Where there is a presidential system and the idea of separation of power is strict, like in the US, such a provision may exist. But in a system like ours, it should not have been there. Here, people became too ambitious. There is an argument that Parliament should be sovereign. That is not correct. We have a sovereign constitution. The country runs on the basis of the supremacy of the constitution. Parliament also falls within that; it cannot bypass the principles enshrined in the constitution.  

What do you suggest is the way out of the controversy now?

We have seen Parliament interfering in many legal affairs. There is such a provision in the constitution. Had there been no such provision, this problem would not have arisen. So, it cannot be resolved through a legal or constitutional means. The head of the JC—that is the chief justice—has to demonstrate some leadership. So does the Speaker. 

The Speaker can facilitate a way out by asking the chief justice to reconsider and resend the recommendations, and then initiating the parliamentary proceedings. But if she chooses to stick to her decision, a public interest litigation has to be filed against it at the SC. That is, however, the longer route. That will also create friction between the SC and Parliament. 

Recommendations like these have generally sparked controversies in the past as well. What, in your opinion, are the reasons?

There has been a high degree of politicisation in all kinds of appointments. Take the JC for example. One member of it is nominated by the Nepal Bar Association, which is also highly politicised. Another is a law expert appointed by the government, which, obviously, is picked by the parties. They tend to reward those who are close to them. We saw how judges, after their swearing-in ceremony, ran to the CPN-UML’s office to express their gratitude. 
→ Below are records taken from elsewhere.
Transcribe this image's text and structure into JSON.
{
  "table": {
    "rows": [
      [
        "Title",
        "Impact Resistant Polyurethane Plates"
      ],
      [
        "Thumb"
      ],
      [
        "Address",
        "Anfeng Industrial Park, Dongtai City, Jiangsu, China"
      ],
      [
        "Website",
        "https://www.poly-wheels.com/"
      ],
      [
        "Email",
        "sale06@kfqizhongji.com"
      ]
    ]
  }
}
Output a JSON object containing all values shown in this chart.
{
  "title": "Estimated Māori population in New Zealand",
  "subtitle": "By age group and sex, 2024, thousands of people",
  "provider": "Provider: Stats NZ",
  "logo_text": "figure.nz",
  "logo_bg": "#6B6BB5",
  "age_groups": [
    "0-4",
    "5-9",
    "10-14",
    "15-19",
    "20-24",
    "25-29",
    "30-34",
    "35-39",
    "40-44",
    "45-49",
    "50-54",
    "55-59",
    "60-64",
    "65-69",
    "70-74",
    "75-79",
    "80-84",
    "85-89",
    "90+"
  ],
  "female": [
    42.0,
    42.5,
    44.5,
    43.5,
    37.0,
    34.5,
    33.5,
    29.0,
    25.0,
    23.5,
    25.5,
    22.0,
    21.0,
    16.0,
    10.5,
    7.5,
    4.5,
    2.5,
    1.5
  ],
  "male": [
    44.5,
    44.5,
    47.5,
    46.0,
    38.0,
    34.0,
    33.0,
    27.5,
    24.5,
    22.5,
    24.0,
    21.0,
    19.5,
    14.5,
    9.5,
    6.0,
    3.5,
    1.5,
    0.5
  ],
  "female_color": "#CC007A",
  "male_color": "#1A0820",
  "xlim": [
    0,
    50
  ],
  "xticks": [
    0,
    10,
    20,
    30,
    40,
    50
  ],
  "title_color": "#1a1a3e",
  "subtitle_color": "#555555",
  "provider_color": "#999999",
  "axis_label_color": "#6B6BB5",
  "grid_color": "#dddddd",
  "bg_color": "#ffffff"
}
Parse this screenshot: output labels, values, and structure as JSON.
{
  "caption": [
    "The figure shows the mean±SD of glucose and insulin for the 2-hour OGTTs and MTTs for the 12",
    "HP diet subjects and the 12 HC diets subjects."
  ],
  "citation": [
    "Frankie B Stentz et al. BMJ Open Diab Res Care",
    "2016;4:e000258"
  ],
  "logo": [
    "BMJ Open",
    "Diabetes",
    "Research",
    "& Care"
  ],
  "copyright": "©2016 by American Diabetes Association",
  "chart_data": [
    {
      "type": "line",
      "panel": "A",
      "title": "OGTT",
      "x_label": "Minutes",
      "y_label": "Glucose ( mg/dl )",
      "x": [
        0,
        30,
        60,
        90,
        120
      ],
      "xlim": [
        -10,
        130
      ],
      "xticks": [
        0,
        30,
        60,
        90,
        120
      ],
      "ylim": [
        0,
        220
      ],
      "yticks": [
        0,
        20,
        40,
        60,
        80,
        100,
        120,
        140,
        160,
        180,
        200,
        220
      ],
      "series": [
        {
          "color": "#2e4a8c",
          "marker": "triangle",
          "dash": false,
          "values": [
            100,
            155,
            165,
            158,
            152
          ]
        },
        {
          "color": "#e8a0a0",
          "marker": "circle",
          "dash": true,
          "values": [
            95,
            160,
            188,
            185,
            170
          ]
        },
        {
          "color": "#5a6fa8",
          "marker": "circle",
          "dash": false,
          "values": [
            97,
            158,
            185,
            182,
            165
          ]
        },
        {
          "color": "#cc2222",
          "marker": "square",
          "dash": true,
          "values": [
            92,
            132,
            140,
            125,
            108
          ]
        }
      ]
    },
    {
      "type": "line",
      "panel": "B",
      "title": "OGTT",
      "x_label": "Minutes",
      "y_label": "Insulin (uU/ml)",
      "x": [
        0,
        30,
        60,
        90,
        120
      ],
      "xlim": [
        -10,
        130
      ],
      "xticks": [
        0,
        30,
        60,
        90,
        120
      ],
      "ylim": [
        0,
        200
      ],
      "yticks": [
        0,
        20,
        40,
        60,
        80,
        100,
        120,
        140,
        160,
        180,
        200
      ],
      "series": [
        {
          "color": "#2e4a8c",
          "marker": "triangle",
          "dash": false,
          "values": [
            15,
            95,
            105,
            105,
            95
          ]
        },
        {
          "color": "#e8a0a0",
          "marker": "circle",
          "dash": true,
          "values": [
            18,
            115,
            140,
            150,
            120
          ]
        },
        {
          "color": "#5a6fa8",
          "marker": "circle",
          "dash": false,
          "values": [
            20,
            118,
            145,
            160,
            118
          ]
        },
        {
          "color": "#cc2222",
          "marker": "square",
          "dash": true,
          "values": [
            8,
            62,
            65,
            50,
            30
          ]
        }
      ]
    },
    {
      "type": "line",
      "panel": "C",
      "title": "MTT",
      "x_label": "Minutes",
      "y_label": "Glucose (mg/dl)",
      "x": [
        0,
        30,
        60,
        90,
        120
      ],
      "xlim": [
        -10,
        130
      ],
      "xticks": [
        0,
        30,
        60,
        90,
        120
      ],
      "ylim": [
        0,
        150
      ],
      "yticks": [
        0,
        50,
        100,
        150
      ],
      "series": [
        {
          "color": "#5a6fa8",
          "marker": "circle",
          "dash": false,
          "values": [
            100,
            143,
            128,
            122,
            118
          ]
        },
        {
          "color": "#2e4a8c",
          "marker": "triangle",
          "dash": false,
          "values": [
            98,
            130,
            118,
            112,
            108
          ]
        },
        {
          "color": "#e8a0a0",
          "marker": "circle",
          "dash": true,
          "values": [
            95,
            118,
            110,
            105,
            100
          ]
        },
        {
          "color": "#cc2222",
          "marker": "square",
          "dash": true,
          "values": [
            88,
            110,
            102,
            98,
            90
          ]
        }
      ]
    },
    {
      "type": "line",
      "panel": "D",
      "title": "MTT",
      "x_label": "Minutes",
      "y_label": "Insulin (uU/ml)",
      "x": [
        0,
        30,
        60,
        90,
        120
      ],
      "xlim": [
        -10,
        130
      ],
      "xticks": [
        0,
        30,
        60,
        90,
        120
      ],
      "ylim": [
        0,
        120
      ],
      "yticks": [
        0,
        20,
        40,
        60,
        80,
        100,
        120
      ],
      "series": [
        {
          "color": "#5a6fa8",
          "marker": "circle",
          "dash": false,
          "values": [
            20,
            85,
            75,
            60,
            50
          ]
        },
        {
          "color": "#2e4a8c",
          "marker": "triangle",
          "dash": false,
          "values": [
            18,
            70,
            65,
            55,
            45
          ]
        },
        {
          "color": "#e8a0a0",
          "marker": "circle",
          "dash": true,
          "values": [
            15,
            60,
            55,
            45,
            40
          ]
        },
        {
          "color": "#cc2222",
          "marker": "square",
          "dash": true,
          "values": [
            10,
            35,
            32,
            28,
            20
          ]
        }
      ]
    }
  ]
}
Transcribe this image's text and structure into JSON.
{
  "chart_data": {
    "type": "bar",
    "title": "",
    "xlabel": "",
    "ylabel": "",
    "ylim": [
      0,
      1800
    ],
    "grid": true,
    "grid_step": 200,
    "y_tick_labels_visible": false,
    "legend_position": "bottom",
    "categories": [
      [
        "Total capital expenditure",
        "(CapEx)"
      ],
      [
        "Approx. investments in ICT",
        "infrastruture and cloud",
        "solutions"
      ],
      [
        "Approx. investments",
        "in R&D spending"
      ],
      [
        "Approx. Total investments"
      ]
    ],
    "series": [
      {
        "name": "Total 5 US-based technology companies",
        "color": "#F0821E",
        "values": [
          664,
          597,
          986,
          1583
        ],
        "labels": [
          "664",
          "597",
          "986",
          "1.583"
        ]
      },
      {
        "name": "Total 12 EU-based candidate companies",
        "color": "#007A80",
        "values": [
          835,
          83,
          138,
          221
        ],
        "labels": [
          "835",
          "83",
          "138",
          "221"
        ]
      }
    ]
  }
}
This time too, people are openly commenting on who among the 11 names recommended are close to the Nepali Congress or the UML. Those who have been recommended are qualified, but there are many others who are also qualified. They definitely have questions, which should be answered transparently and objectively. 

What can be done to stop or at least reduce politicisation?

The chief justice has to tell the politicians that it is his—not their—job to recommend names for judges. Their job is to hold discussions on the recommended names and approve the ones deemed unproblematic. If appointment without politicisation is made impossible, the chief justice has to tell the Speaker that there has been political pressure on him and that he wants to address the nation. 

For the first time in Nepal, a Member of Parliament and of a political party has been appointed as a judge. If tomorrow, for example, the law minister wants to be the judge at the SC, will that be allowed? Whether somebody with political interests and partisan thinking can be appointed a judge is a major question. I will not say no, but we have to be very clear about the fundamentals.